I pulled next to the tire air machine at a gas station one day last week, but not close enough. I was blocking this guy’s way but didn’t realize it.
Once I did, I decided it would have taken just as long to rectify the mistake. I kept going, first the right front, then the left. The hose stretched to its limit. I did it as fast as I could.
When I finished, the frowning man leaned his head out of his car. “You know, you could’ve parked right next to that thing,” he told me.
The younger, more hotheaded me would’ve shot the guy back some remark. Not now. I’ve never been a fighter, and the guy wanted trouble of some sort or was at least flirting with it. He wasn’t going to get it from me.
I didn’t say a word. I did shrug. Not sure what that meant.
“A good man always knows his limitations,” Clint Eastwood once gritted through his teeth at Hal Holbrook in “Magnum Force.” Holbrook’s character turned out to be not so good, so Clint got to say it again, to no one, at the end of the movie as he watched the car Holbrook’s character was driving away in blow up. Except, this time, he left the “good” out.
The jury’s out on how good of a man I am. I’ve made mistakes. Not proud of them, but I did.
Regardless, I wanted no physical altercation with this man. I’ve endured one beating trying to break up a fight. It wasn’t much fun.
Age makes us cautious. Better to be bold when you’re young, not with physical violence, but with life in general. You don’t know enough to be scared.

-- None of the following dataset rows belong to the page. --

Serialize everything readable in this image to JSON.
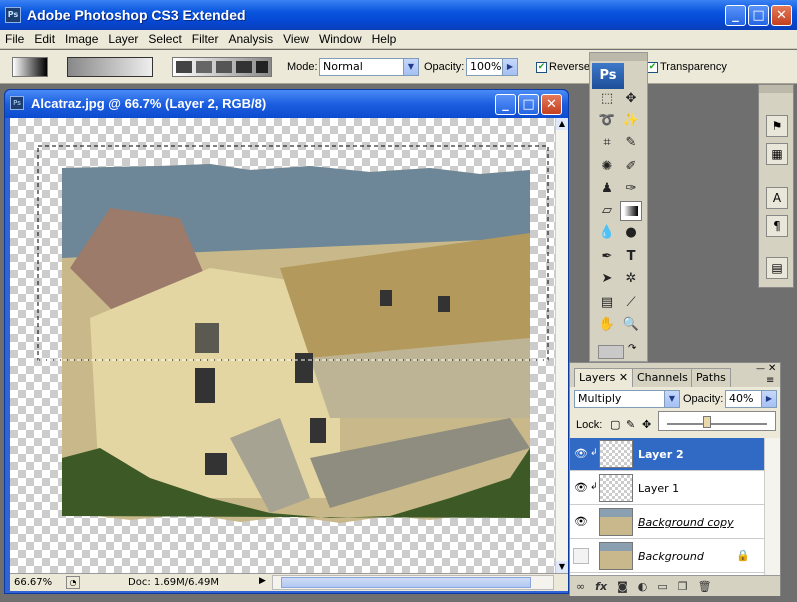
{
  "app": {
    "title": "Adobe Photoshop CS3 Extended",
    "ps_badge": "Ps"
  },
  "window_buttons": {
    "minimize": "_",
    "maximize": "□",
    "close": "✕"
  },
  "menu": [
    "File",
    "Edit",
    "Image",
    "Layer",
    "Select",
    "Filter",
    "Analysis",
    "View",
    "Window",
    "Help"
  ],
  "options": {
    "mode_label": "Mode:",
    "mode_value": "Normal",
    "opacity_label": "Opacity:",
    "opacity_value": "100%",
    "reverse_label": "Reverse",
    "transparency_label": "Transparency",
    "reverse_checked": true,
    "transparency_checked": true
  },
  "document": {
    "title": "Alcatraz.jpg @ 66.7% (Layer 2, RGB/8)",
    "zoom": "66.67%",
    "doc_info": "Doc: 1.69M/6.49M"
  },
  "toolbox": {
    "ps_badge": "Ps"
  },
  "layers_panel": {
    "tabs": [
      "Layers",
      "Channels",
      "Paths"
    ],
    "blend_mode": "Multiply",
    "opacity_label": "Opacity:",
    "opacity_value": "40%",
    "opacity_fraction": 0.4,
    "lock_label": "Lock:",
    "layers": [
      {
        "name": "Layer 2",
        "selected": true,
        "visible": true,
        "linked": true
      },
      {
        "name": "Layer 1",
        "selected": false,
        "visible": true,
        "linked": true
      },
      {
        "name": "Background copy",
        "selected": false,
        "visible": true,
        "linked": false
      },
      {
        "name": "Background",
        "selected": false,
        "visible": false,
        "linked": false,
        "locked": true
      }
    ],
    "footer_icons": [
      "link-icon",
      "fx-icon",
      "mask-icon",
      "adjustment-icon",
      "folder-icon",
      "new-layer-icon",
      "trash-icon"
    ]
  },
  "colors": {
    "xp_blue": "#0a55de",
    "selection_blue": "#316ac5",
    "panel_gray": "#ece9d8",
    "workspace": "#6f6f6f"
  }
}
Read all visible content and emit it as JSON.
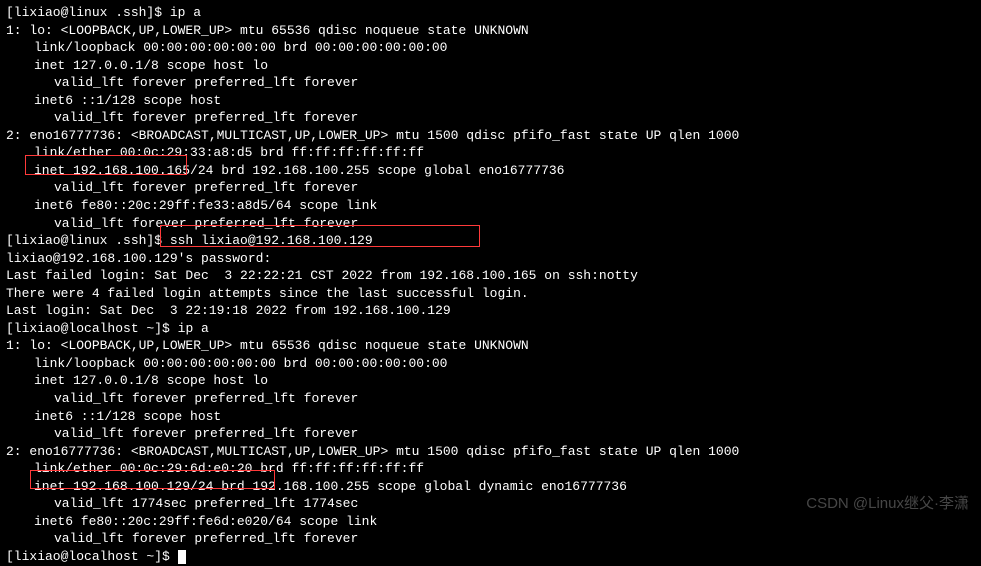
{
  "prompt1": "[lixiao@linux .ssh]$ ",
  "cmd1": "ip a",
  "lo_header": "1: lo: <LOOPBACK,UP,LOWER_UP> mtu 65536 qdisc noqueue state UNKNOWN",
  "lo_link": "link/loopback 00:00:00:00:00:00 brd 00:00:00:00:00:00",
  "lo_inet": "inet 127.0.0.1/8 scope host lo",
  "valid_forever": "valid_lft forever preferred_lft forever",
  "lo_inet6": "inet6 ::1/128 scope host",
  "eno_header": "2: eno16777736: <BROADCAST,MULTICAST,UP,LOWER_UP> mtu 1500 qdisc pfifo_fast state UP qlen 1000",
  "eno_link1": "link/ether 00:0c:29:33:a8:d5 brd ff:ff:ff:ff:ff:ff",
  "eno_inet1": "inet 192.168.100.165/24 brd 192.168.100.255 scope global eno16777736",
  "eno_inet6_1": "inet6 fe80::20c:29ff:fe33:a8d5/64 scope link",
  "prompt2": "[lixiao@linux .ssh]$ ",
  "cmd2": "ssh lixiao@192.168.100.129",
  "pw_prompt": "lixiao@192.168.100.129's password:",
  "last_failed": "Last failed login: Sat Dec  3 22:22:21 CST 2022 from 192.168.100.165 on ssh:notty",
  "failed_attempts": "There were 4 failed login attempts since the last successful login.",
  "last_login": "Last login: Sat Dec  3 22:19:18 2022 from 192.168.100.129",
  "prompt3": "[lixiao@localhost ~]$ ",
  "cmd3": "ip a",
  "eno_link2": "link/ether 00:0c:29:6d:e0:20 brd ff:ff:ff:ff:ff:ff",
  "eno_inet2": "inet 192.168.100.129/24 brd 192.168.100.255 scope global dynamic eno16777736",
  "valid_1774": "valid_lft 1774sec preferred_lft 1774sec",
  "eno_inet6_2": "inet6 fe80::20c:29ff:fe6d:e020/64 scope link",
  "prompt4": "[lixiao@localhost ~]$ ",
  "watermark": "CSDN @Linux继父·李潇"
}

When 60 isn’t so far away, you start wanting to hold onto what you have, little or great.
From the tone of this so far, you’d think I’d be part of some old man’s breakfast club somewhere. Maybe they talk about this kind of thing. Or maybe it’s all Microsoft Teams by now. Geezers on gadgets.
As the years pile on, you don’t feel awful but you don’t feel great either. Arthritic toe joints hurt. It’s harder to get up from the floor. Sciatica isn’t some vague condition you’ve heard about.
People call you “Sir” and “Mr.” all the time. At the West Side Tudor’s it’s aways “Mr. Stone.” Makes me feel like a former teacher. Those ladies are wonderful, though.
Then I look at myself, in my horn-rim glasses and old-school hats. The latter accessory is to keep sun off my face and head. Precancerous skin spots are another enemy. Every so often, I put something called Effudex on my head, which eats away the bad spots. Boy does it. Some have it much worse, I fully realize.
One plus in treating my head this time around is the appearance of minuscule, renegade hair growth. It’s fascinating to watch any hair grow on your head when you haven’t had any in years. I keep reaching up and rubbing it, willing whatever it is to keep working.
You raise your children to be self-sufficient, and they are. They’re no longer the little girls who believe wholeheartedly everything you say. They have their lives.
In your 50s, you change gears a little. Nothing seems as clear to you. You see a lot more gray than black or white. The longer you live, the less you know.
But maybe the fire to write those short stories is still smoldering. Or another creative endeavor of some sort.
I have a granddaughter to get to know and old football games on YouTube to watch.
Larry Csonka was the man. At his age, and with all the pounding he took, he too probably knows his limitations.